I worked there for four years, and when the grant ran out, I began looking again... and LUCKED into a perfect position... in fact it was posted wonky, so I didn't find it, but in fact applied for something different with the same group. And they called... gave me the strangely listed job number... and it began...
Did you know that one in two people will experience chronic pain? That at any given time one in three elderly people HAS it. It can result from an injury, a surgery, an illness... (often something like arthritis that builds slowly) or it can result from... no place at all... (seemingly). I, in fact) suffer back pain that I can't pinpoint a cause of (but which is helped by some sleeping props—I know—sounds kinky). I've had a few falls, but no big ones. Honestly I think I am just shaped wrong to sleep on a flat surface. Man, I wish I still had my waterbed.

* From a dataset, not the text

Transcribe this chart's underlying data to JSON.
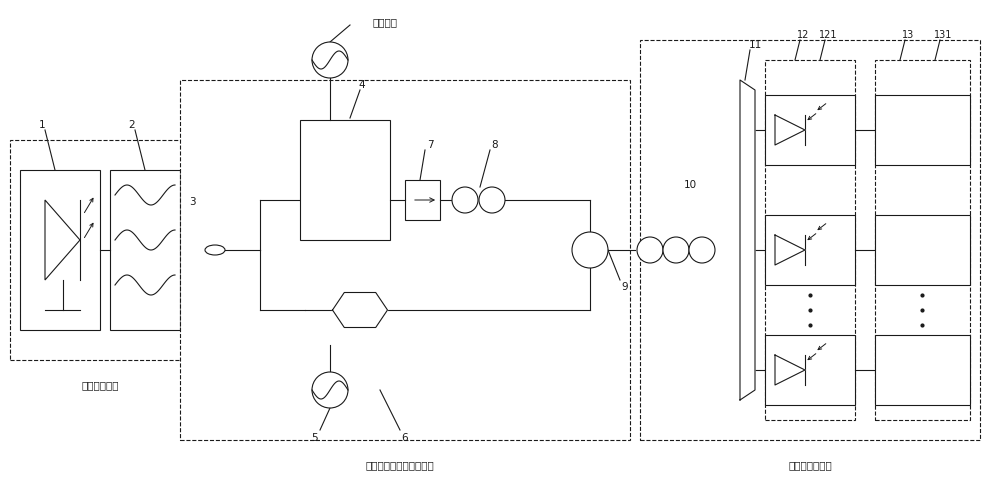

But the point of the matter is, people who are poor, are minority, are female, or are on the tails of the age spectrum have more trouble and less help for dealing with pain. It impacts their lives more negatively. And the WHYs and HOWs are amazing.
But you know what else? Since I began this job, I've had SO MANY people tell me about their pain issues. You would be BAFFLED to realize how many people you interact with every single day who live with pain. The work in calling it the 6th vital sign is good—progress is being made. But drugs have historically been developed and tested on middle-age white men, and they aren't necessarily ideal for the rest of us. Opioids, for instance, are processed in fat, which women have more of, so we are inclined to have more 'out of it' feelings from them—many of us would rather deal with the PAIN than that.
And Allie, at Hyperbole and a Half TOTALLY improved on the pain chart--you really should swallow your coffee and then go look.
And Allie, at Hyperbole and a Half TOTALLY improved on the pain chart--you really should swallow your coffee and then go look.
So that's what I do...
3 comments:
As one of those chronic pain types, I am all for maximum research in that area, yup yup yup. Actually, wasn't your conference in Glasgow a pain one? (And I was totally going to link H&1/2 if you hadn't... ;-) ).
I work with at-risk, low-income families and a ton of the parents tell me about their issues with chronic pain. It really is a problem.
erica
Leanne-it was--it was the International Association for the Study of Pain--. I've been doing this for about 7 years now.
Erica-It's true--it often really disrupts income and so it's harder to get out of the poverty cycle, too. It becomes circular.